Within moments, though, Debobella was snuggling in a floral quilt stitched together by a group of 10 inmates from the state prison at Shelton. Thieleman, grateful for the gift of warmth, said homeless people share something in common with prison inmates.
“When you can’t get a job and no one will help you, it’s like being in prison except you’re out in the cold,” he said. “That is what can cause people to sink into bad deeds like drugs and alcohol: Feeling like there’s nothing left.”
The prison quilting group formed about five years ago with a handful of inmates who had grown up sewing with their grandmothers, said Jeanne Thietje, the community partnership programs coordinator at Shelton.
“I’ve seen a lot of men sit in silence and figure out, ‘I’m here and what am I going to do with my life?’ ” Thietje said. “They are in a situation where they’ve been told what they’ve taken from the community. It’s a natural human reaction to think, ‘What can I do to fix that?’ ”
All materials and sewing machines are donated to the group. The members meet once or twice a week during their free time to make quilts for homeless people or charity auctions across Washington.

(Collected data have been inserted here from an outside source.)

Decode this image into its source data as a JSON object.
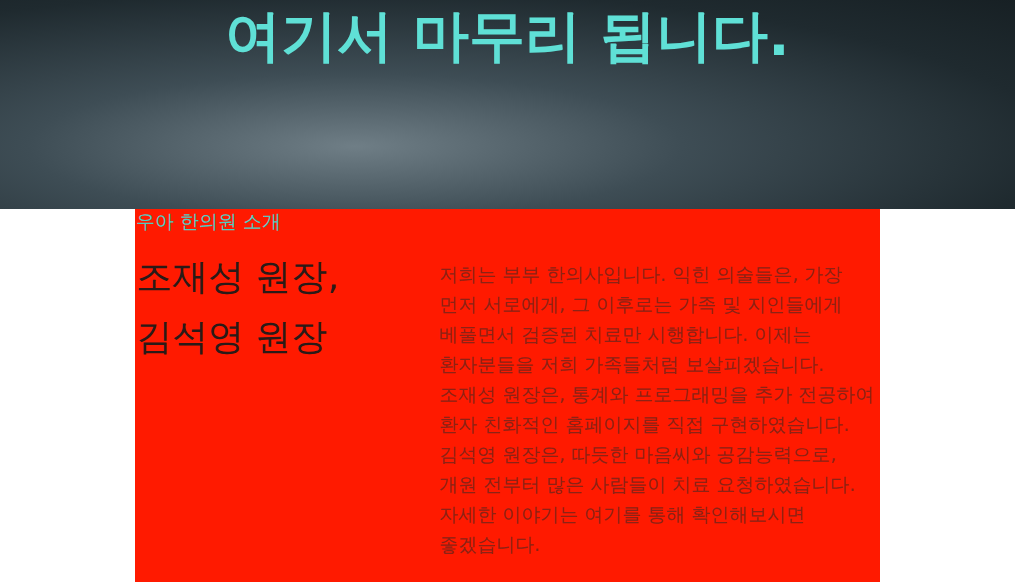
{
  "hero": {
    "title": "여기서 마무리 됩니다."
  },
  "intro": {
    "label": "우아 한의원 소개",
    "names": [
      "조재성 원장,",
      "김석영 원장"
    ],
    "body": "저희는 부부 한의사입니다. 익힌 의술들은, 가장 먼저 서로에게, 그 이후로는 가족 및 지인들에게 베풀면서 검증된 치료만 시행합니다. 이제는 환자분들을 저희 가족들처럼 보살피겠습니다. 조재성 원장은, 통계와 프로그래밍을 추가 전공하여 환자 친화적인 홈페이지를 직접 구현하였습니다. 김석영 원장은, 따듯한 마음씨와 공감능력으로, 개원 전부터 많은 사람들이 치료 요청하였습니다. 자세한 이야기는 여기를 통해 확인해보시면 좋겠습니다."
  }
}
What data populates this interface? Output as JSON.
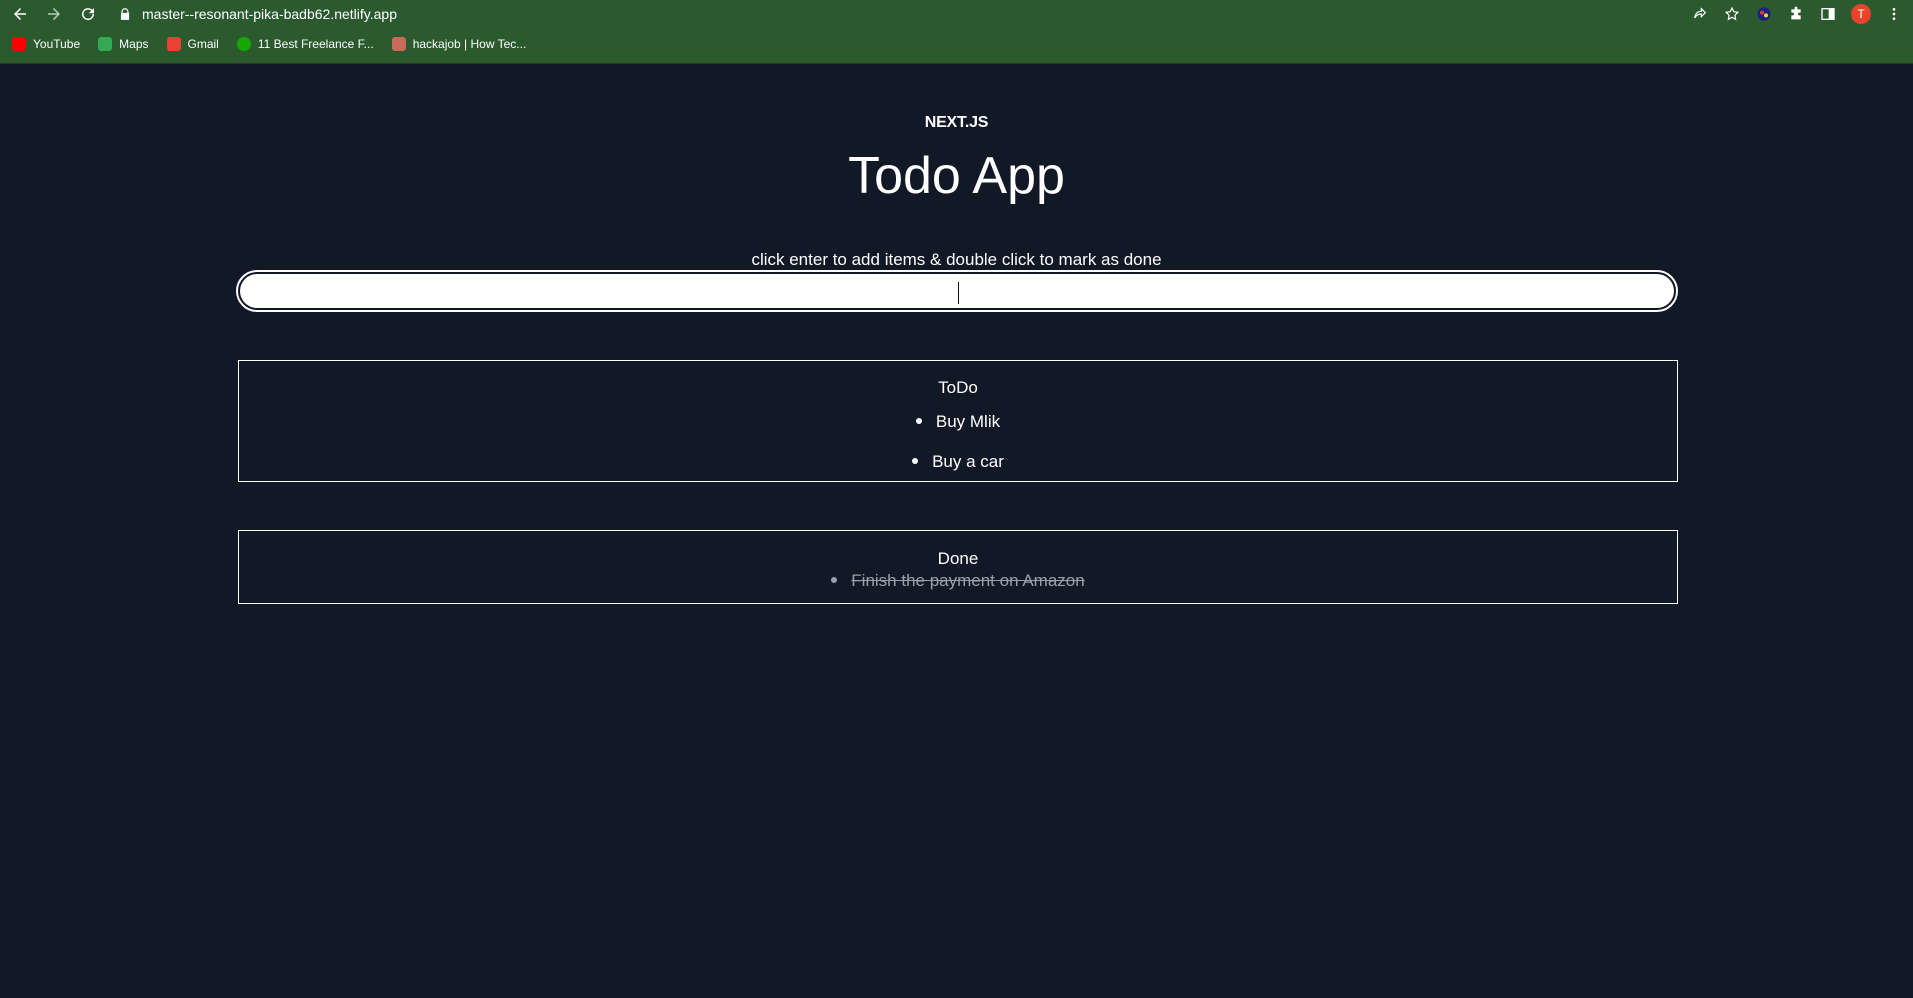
{
  "browser": {
    "url": "master--resonant-pika-badb62.netlify.app",
    "bookmarks": [
      {
        "label": "YouTube",
        "color": "#ff0000"
      },
      {
        "label": "Maps",
        "color": "#34a853"
      },
      {
        "label": "Gmail",
        "color": "#ea4335"
      },
      {
        "label": "11 Best Freelance F...",
        "color": "#14a800"
      },
      {
        "label": "hackajob | How Tec...",
        "color": "#c86b5a"
      }
    ],
    "avatar_letter": "T",
    "chrome_color": "#2b5a2e"
  },
  "page": {
    "brand": "NEXT.JS",
    "title": "Todo App",
    "hint": "click enter to add items & double click to mark as done",
    "input": {
      "value": "",
      "placeholder": ""
    },
    "background": "#111927"
  },
  "todo": {
    "heading": "ToDo",
    "items": [
      "Buy Mlik",
      "Buy a car"
    ]
  },
  "done": {
    "heading": "Done",
    "items": [
      "Finish the payment on Amazon"
    ]
  }
}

“Pretty much these guys are teaching each other,” she said. “They have no internet access so it’s all by word of mouth or reading or experience. It’s not like in the outside world where you can watch a YouTube video.”
Most recently, the prison group received a request from Longview resident Betty Ostberg for 40 quilts to be distributed to homeless people in the Longview-Kelso area. Ostberg’s 60-year-old son is incarcerated at Shelton and is a member of the quilting group.
“It’s their way of giving back to the community. They’re doing their time, but they want to help others too,” Ostberg said.
Thietje said the quilting group also gave the inmates something to feel good about.
“We sometimes think inmates are the worst of the worst, but I think human hearts have the capacity to give and learn from human mistakes.”